Hier, à l’OCDE, il y avait le trumpisme d’un côté et, de l’autre, la France et son président ; d’un côté une droite des années trente et, de l’autre, une fidélité aux idéaux de gauche qui avaient été dominants...

Oui, bien sûr, mais avec qui ? Ce discours prononcé hier par Emmanuel Macron devant l’Organisation de coopération et de développement économiques, l’OCDE dont le siège est à Paris et qui réunit 35 des pays les plus avancés, ce discours, donc, était tout à la fois plein d’angoisse sur l’état du monde et totalement à gauche dans sa défense de la concertation, sa dénonciation des injustices présentes et sa volonté de régulation de l’économie d’aujourd’hui, c’est-à-dire de la mondialisation.

           Ce discours, il serait difficile de ne pas l’applaudir tant il est vrai, comme il était dit, que « nous ne nous apprêtons pas à vivre des temps calmes », que les conséquences de la mondialisation sont à la fois un recul spectaculaire de la misère dans le monde, un très grand bouleversement de la répartition internationale du travail et une explosion des inégalités qui vient ébranler les consensus sociaux et remettre en question ce multilatéralisme qui organisait le monde depuis 70 ans autour d’une volonté de préserver la paix en négociant des compromis internationaux plutôt qu’en imposant la loi du plus fort.

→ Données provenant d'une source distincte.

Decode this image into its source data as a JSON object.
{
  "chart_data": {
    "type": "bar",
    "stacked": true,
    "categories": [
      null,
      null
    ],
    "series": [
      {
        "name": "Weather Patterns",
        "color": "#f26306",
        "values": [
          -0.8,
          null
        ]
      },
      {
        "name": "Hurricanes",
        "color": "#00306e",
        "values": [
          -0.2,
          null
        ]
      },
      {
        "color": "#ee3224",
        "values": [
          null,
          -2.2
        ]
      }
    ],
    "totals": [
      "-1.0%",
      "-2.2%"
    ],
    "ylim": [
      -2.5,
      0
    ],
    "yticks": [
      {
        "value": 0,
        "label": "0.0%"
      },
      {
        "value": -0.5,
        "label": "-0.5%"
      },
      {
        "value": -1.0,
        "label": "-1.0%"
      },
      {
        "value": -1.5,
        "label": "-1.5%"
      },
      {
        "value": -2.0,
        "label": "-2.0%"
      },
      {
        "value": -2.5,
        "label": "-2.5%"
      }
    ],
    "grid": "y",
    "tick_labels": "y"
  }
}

           Ce discours était d’autant plus frappant qu’il faisait suite au rejet frontal, par le secrétaire américain au Commerce, des « palabres infinies » du multilatéralisme auxquelles seraient préférables, avait-il dit, les actions bilatérales.

           Hier, à l’OCDE, il y avait le trumpisme d’un côté et, de l’autre, la France et son président ; d’un côté le nationalisme et, de l’autre, la concertation internationale ; d’un côté une droite des années trente et, de l’autre, une fidélité aux idéaux de gauche qui avaient été dominants depuis la Libération.

En France, Emmanuel Macron n’est plus guère regardé comme « et de droite et de gauche ». Sur la scène internationale, en revanche, face à Donald Trump et à tous ces nationalismes dont le vent est partout en poupe, il est la gauche, l'alternative à Donald Trump, l’anti-Trump, mais il l’est à sa manière, toujours la même, fruit de convictions et d’habileté.

De même qu’il défend le compromis nucléaire passé avec l’Iran tout en admettant qu’il devrait être complété par d’autres accords, Emmanuel Macron a défendu, hier, le multilatéralisme tout en proposant de revoir et compléter les règles actuelles du commerce international qui sont à bien des égards dépassées. Là encore, on ne pouvait qu’être d’accord, vraiment, avec le constat et les propositions mais  avec qui Emmanuel Macron peut-il défendre cette position d’équilibre ?

Sa réponse est évidemment qu’il le peut avec une Union européenne forte et que rassemblerait l’unilatéralisme de M. Trump. Avec une telle Union, il le pourrait en effet mais, aujourd’hui, hélas, malheureusement, dramatiquement, malgré Trump, l’Union semble moins s’affirmer que s’essouffler.